# Training Models

## Linear Regression

Equation of Linear Regression model prediction

$ y = \theta_{0} + \theta_{1}x_{1} + \theta_{2}x_{2} + ... + \theta_{n}x_{n} $

- y is the predicted value.
- n is the number of features
- $x_{i}$ is the $i^{th}$ feature value
- $\theta_{j}$ is the $j^{th}$ model parameter (including the bias term $\theta_{0}$ and the feature weights $\theta_{1},\theta_{2},...,\theta_{n}$)

This can be written much more concisely using a vectorized form:

$y = h_{\theta}(x) = \theta · x$ 

- $\theta$ is the model's parameter vector, containing the bias term $\theta_{0}$ and the feature weights $\theta_{1}$ to $\theta_{n}$.
- x is the instance's feature vector, containing $x_{0}$ to $x_{n}$, with $x_{0}$ always equal to 1.
- $\theta . x$ is the dot product of the vectors $\theta$ and $x$, which is of course equal to $\theta_{0}x_{0} + \theta_{1}x_{1} + \theta_{2}x_{2} + ... + \theta_{n}x_{n}$.
- $h_{\theta}$ is the hypothesis function, using the model parameters $\theta$.

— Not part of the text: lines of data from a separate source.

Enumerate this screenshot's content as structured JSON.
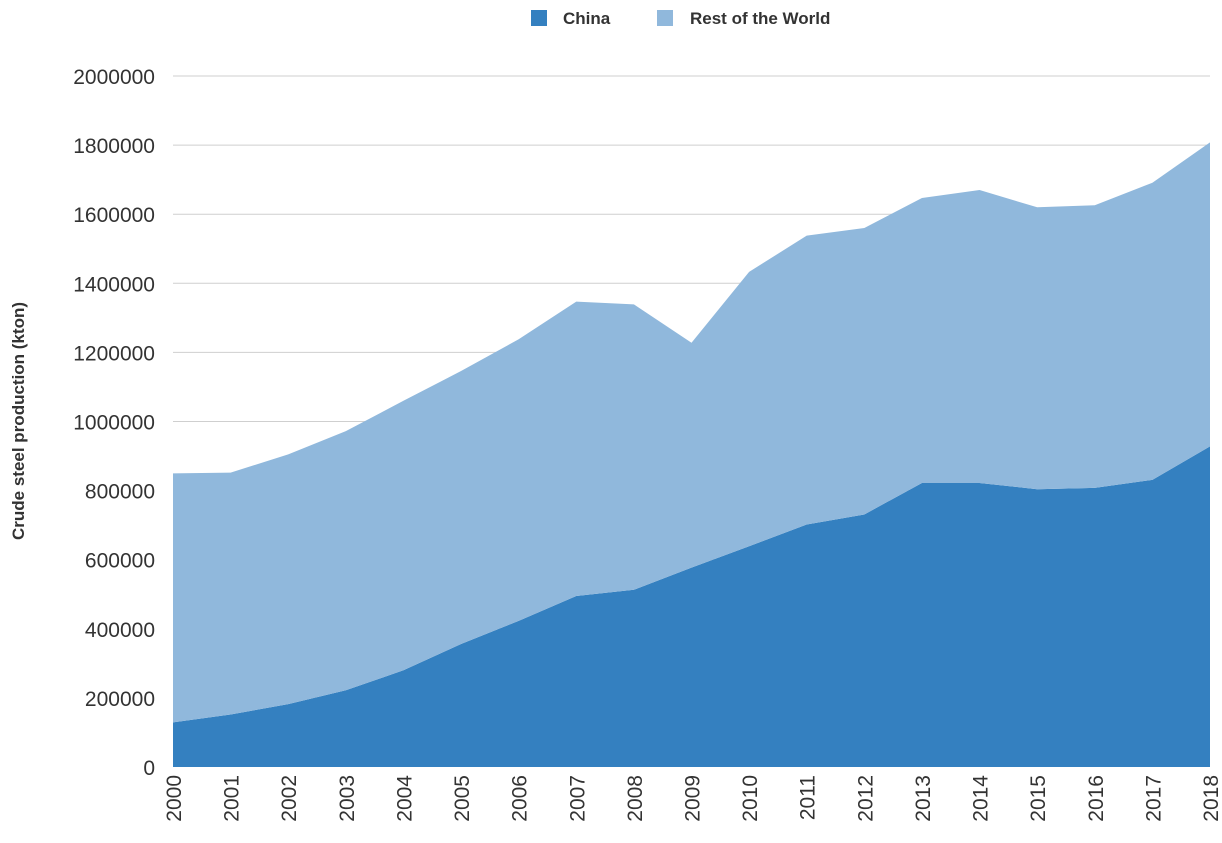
{
  "chart_data": {
    "type": "area",
    "stacked": true,
    "title": "",
    "xlabel": "",
    "ylabel": "Crude steel production (kton)",
    "ylim": [
      0,
      2000000
    ],
    "yticks": [
      0,
      200000,
      400000,
      600000,
      800000,
      1000000,
      1200000,
      1400000,
      1600000,
      1800000,
      2000000
    ],
    "grid": true,
    "legend_position": "top-center",
    "categories": [
      "2000",
      "2001",
      "2002",
      "2003",
      "2004",
      "2005",
      "2006",
      "2007",
      "2008",
      "2009",
      "2010",
      "2011",
      "2012",
      "2013",
      "2014",
      "2015",
      "2016",
      "2017",
      "2018"
    ],
    "series": [
      {
        "name": "China",
        "color": "#3480c0",
        "values": [
          129000,
          152000,
          182000,
          222000,
          280000,
          356000,
          423000,
          495000,
          513000,
          577000,
          639000,
          702000,
          731000,
          822000,
          822000,
          804000,
          808000,
          831000,
          928000
        ]
      },
      {
        "name": "Rest of the World",
        "color": "#90b8dc",
        "values": [
          721000,
          700000,
          723000,
          750000,
          780000,
          790000,
          815000,
          852000,
          826000,
          651000,
          794000,
          836000,
          829000,
          825000,
          848000,
          816000,
          818000,
          860000,
          880000
        ]
      }
    ]
  }
}
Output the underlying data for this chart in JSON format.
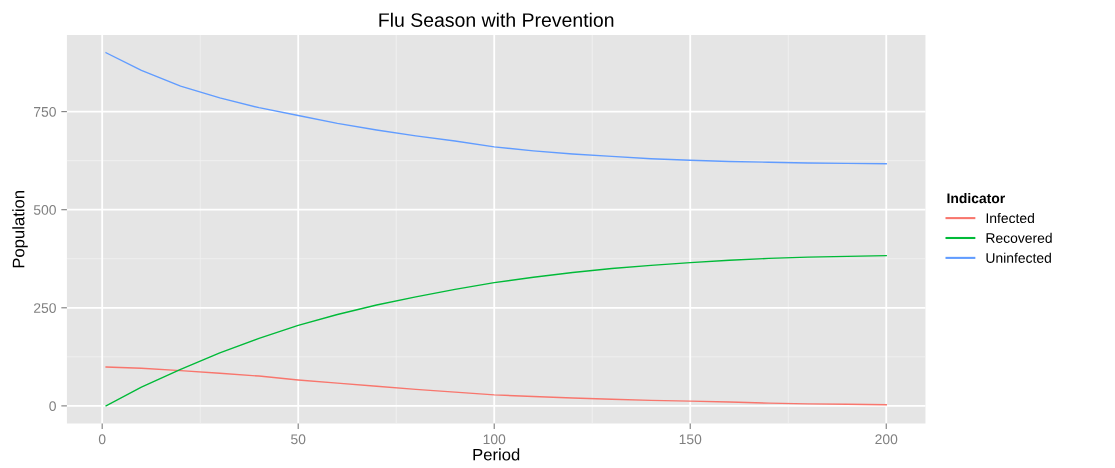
{
  "chart_data": {
    "type": "line",
    "title": "Flu Season with Prevention",
    "xlabel": "Period",
    "ylabel": "Population",
    "legend_title": "Indicator",
    "x": [
      1,
      10,
      20,
      30,
      40,
      50,
      60,
      70,
      80,
      90,
      100,
      110,
      120,
      130,
      140,
      150,
      160,
      170,
      180,
      190,
      200
    ],
    "series": [
      {
        "name": "Infected",
        "color": "#f8766d",
        "values": [
          99,
          96,
          90,
          83,
          76,
          66,
          58,
          50,
          42,
          35,
          28,
          24,
          20,
          17,
          14,
          12,
          10,
          7,
          5,
          4,
          3
        ]
      },
      {
        "name": "Recovered",
        "color": "#00ba38",
        "values": [
          0,
          48,
          93,
          135,
          172,
          205,
          233,
          257,
          278,
          297,
          314,
          328,
          340,
          350,
          358,
          365,
          371,
          376,
          379,
          381,
          383
        ]
      },
      {
        "name": "Uninfected",
        "color": "#619cff",
        "values": [
          900,
          855,
          815,
          785,
          760,
          740,
          720,
          703,
          688,
          675,
          660,
          650,
          642,
          636,
          630,
          626,
          623,
          621,
          619,
          618,
          617
        ]
      }
    ],
    "xlim": [
      -9,
      210
    ],
    "ylim": [
      -45,
      945
    ],
    "xticks": [
      0,
      50,
      100,
      150,
      200
    ],
    "yticks": [
      0,
      250,
      500,
      750
    ],
    "grid": true,
    "legend": "right",
    "line_style": "solid",
    "marker": "none"
  }
}
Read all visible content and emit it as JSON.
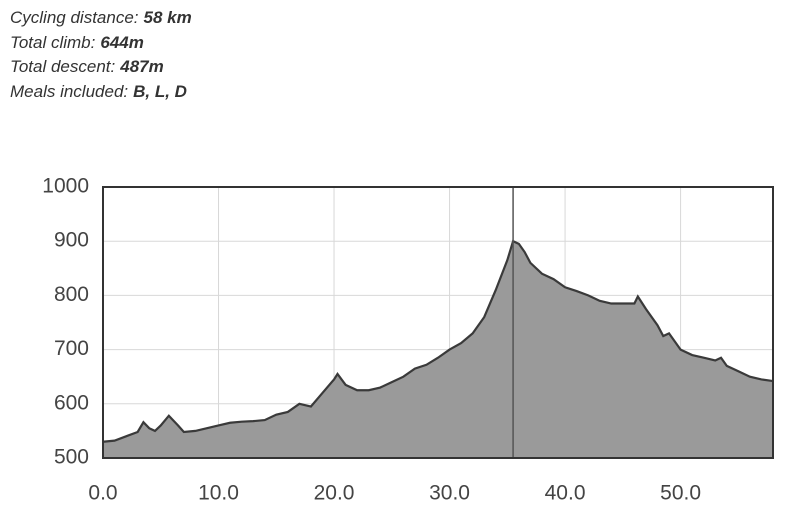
{
  "summary": [
    {
      "label": "Cycling distance:",
      "value": "58 km"
    },
    {
      "label": "Total climb:",
      "value": "644m"
    },
    {
      "label": "Total descent:",
      "value": "487m"
    },
    {
      "label": "Meals included:",
      "value": "B, L, D"
    }
  ],
  "chart_data": {
    "type": "area",
    "x": [
      0,
      1,
      2,
      3,
      3.5,
      4,
      4.5,
      5,
      5.7,
      6.5,
      7,
      8,
      9,
      10,
      11,
      12,
      13,
      14,
      15,
      16,
      17,
      18,
      19,
      20,
      20.3,
      21,
      22,
      23,
      24,
      25,
      26,
      27,
      28,
      29,
      30,
      31,
      32,
      33,
      34,
      35,
      35.5,
      36,
      36.5,
      37,
      38,
      39,
      40,
      41,
      42,
      43,
      44,
      45,
      46,
      46.3,
      47,
      48,
      48.5,
      49,
      50,
      51,
      52,
      53,
      53.5,
      54,
      55,
      56,
      57,
      58
    ],
    "values": [
      530,
      532,
      540,
      548,
      566,
      555,
      550,
      560,
      578,
      560,
      548,
      550,
      555,
      560,
      565,
      567,
      568,
      570,
      580,
      585,
      600,
      595,
      620,
      645,
      655,
      635,
      625,
      625,
      630,
      640,
      650,
      665,
      672,
      685,
      700,
      712,
      730,
      760,
      810,
      865,
      900,
      895,
      880,
      860,
      840,
      830,
      815,
      808,
      800,
      790,
      785,
      785,
      785,
      798,
      775,
      745,
      725,
      730,
      700,
      690,
      685,
      680,
      685,
      670,
      660,
      650,
      645,
      642
    ],
    "color": "#9a9a9a",
    "line_color": "#3a3a3a",
    "marker_x": 35.5,
    "xlim": [
      0,
      58
    ],
    "xticks": [
      {
        "value": 0,
        "label": "0.0"
      },
      {
        "value": 10,
        "label": "10.0"
      },
      {
        "value": 20,
        "label": "20.0"
      },
      {
        "value": 30,
        "label": "30.0"
      },
      {
        "value": 40,
        "label": "40.0"
      },
      {
        "value": 50,
        "label": "50.0"
      }
    ],
    "ylim": [
      500,
      1000
    ],
    "yticks": [
      500,
      600,
      700,
      800,
      900,
      1000
    ],
    "grid": true
  }
}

To train a Linear Reegression model, we need to find the value of $\theta$ that minimizes the RMSE. In practice, it is simpler to minimize the mean square error (MSE) than the RMSE, and it leads to the same result.

Equation of MSE cost function for a Linear Regression model:

$MSE(X,h_{\theta}) = \frac{1}{m} \sum_{i=1}^{m} (\theta^{T}x^{(i)} - y^{(i)})^{2}$

## The Normal Equation

To find the value of $\theta$ that minimizes the cost function, there is a mathematical equation that gives the result directly called the Normal Equation:

$\theta = (X^{(T)}X)^{-1} X^{T}  y$

In this equation:

- $\theta$ is the value of $\theta$ that minimizes the cost function.
- y is the vector of target values containing $y^{1}$ to $y^{m}$.

In [3]:
import numpy as np

X = 2 * np.random.rand(100,1)
y = 4 + 3 * X + np.random.randn(100,1)